Start by taking a close look at the margins for each of your products individually. Then decide which products deserve more investment during this shopping season and which need to be cut or reduced or in order to maximize your margins

As a founder, it can be difficult to be objective. You’re attached to your products, especially if they’re your own inventions. Remember, focusing on your numbers will always guide you to the best outcomes for your business.

The following key metrics will help you take an objective look at your product offering:

  • Net Sales: Your gross sales of a product, minus referral fees, allowances, returns, and discounts.
  • Margin per Unit: The difference between the product’s gross and net sales divided by units sold. 
  • AVG Income per Unit: The item’s net sales divided by units sold.  

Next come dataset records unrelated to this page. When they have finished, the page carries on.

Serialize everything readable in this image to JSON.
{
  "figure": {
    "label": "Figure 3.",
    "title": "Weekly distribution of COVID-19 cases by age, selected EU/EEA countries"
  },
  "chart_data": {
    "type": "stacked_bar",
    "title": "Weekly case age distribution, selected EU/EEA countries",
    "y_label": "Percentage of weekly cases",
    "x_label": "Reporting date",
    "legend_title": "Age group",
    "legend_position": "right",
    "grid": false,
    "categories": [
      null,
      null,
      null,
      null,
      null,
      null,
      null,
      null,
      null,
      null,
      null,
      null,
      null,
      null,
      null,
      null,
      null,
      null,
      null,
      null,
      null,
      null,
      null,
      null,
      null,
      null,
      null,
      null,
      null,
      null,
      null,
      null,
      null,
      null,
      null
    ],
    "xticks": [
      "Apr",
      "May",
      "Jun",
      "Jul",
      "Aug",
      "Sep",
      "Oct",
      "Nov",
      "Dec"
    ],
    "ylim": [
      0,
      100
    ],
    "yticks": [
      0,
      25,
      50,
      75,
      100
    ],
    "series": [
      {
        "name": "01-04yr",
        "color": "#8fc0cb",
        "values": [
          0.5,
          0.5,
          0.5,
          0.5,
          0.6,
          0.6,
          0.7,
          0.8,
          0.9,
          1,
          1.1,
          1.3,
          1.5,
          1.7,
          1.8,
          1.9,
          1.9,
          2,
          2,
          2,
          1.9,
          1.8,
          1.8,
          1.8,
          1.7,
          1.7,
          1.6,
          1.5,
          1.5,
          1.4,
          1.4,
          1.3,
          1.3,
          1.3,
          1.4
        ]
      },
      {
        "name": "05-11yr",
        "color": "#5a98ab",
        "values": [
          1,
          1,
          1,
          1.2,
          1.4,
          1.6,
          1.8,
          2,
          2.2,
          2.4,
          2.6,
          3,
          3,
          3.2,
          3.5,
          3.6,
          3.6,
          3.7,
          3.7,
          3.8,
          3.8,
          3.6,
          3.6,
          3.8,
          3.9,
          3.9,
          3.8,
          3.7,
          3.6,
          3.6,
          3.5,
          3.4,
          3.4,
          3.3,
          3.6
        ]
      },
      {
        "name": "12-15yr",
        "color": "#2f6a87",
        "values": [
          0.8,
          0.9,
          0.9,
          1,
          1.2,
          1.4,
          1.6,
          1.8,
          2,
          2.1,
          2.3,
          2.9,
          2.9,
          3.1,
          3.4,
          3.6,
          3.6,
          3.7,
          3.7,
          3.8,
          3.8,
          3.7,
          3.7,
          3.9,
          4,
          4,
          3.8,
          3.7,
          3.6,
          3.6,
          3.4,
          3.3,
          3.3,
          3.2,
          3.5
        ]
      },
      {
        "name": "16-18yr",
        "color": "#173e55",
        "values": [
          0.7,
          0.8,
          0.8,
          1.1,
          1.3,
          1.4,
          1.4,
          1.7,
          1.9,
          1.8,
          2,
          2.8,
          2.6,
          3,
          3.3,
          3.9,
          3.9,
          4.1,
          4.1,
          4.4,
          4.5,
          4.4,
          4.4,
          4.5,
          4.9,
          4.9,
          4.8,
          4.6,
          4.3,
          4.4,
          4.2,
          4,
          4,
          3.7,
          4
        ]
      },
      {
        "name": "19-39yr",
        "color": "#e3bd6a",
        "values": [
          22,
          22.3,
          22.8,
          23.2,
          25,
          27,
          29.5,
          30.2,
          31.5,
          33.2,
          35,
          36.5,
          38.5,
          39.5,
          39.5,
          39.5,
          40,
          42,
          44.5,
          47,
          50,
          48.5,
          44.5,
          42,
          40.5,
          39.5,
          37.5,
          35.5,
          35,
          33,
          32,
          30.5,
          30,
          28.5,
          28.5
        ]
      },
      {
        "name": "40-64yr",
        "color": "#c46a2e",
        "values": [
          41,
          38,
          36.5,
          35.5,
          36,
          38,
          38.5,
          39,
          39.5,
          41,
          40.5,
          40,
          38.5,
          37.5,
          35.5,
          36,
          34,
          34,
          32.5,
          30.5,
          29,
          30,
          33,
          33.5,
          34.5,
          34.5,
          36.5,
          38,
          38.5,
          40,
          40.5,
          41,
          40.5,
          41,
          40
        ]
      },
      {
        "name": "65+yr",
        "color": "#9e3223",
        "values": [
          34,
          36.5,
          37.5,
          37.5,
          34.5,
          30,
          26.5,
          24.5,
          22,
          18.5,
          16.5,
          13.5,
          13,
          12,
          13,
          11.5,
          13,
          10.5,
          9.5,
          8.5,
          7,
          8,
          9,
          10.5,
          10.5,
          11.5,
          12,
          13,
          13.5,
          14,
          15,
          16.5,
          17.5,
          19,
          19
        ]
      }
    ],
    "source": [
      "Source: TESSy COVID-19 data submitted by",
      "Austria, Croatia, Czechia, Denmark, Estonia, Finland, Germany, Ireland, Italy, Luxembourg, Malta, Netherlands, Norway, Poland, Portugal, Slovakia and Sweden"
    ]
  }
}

6. Make Sure Your Ad Spend Counts

Advertising can get expensive, especially around peak sales seasons.

Know your ad costs and make sure your brand is positioned to get maximum value. This will help you understand when to invest in ads and when to turn to owned content, social media, and email marketing.

Don’t forget to track these essential metrics to confirm your campaigns’ profitability:

  • Cost Per Click (CPC): Your ad spend divided by the clicks generated by the ad. A lower CPC is better, because it means you get more clicks for your budget.
  • Return Over Ad Spent (RoAS): The amount of revenue generated for each dollar spent on advertising. A higher RoAS means a more effective, more profitable ad campaign.
  • Attributed Sales: The number of sales associated with a particular marketing channel. This tells you which marketing channels to lean into, and which you can let go of.

Reach the Summit with Peak Season Sales

Peak seasons don’t have to be a time for scrambling to keep up with orders, stocking out of inventory, and running your ad budget into the ground. 

With better planning, seasonal sales can jumpstart your growth (instead of your nerves).

To capture peak season demand, start early. Keep close tabs on your data and let your numbers be your guide. With the right insights into each key area of your business, you can boost your sales and margins at the times when it counts the most.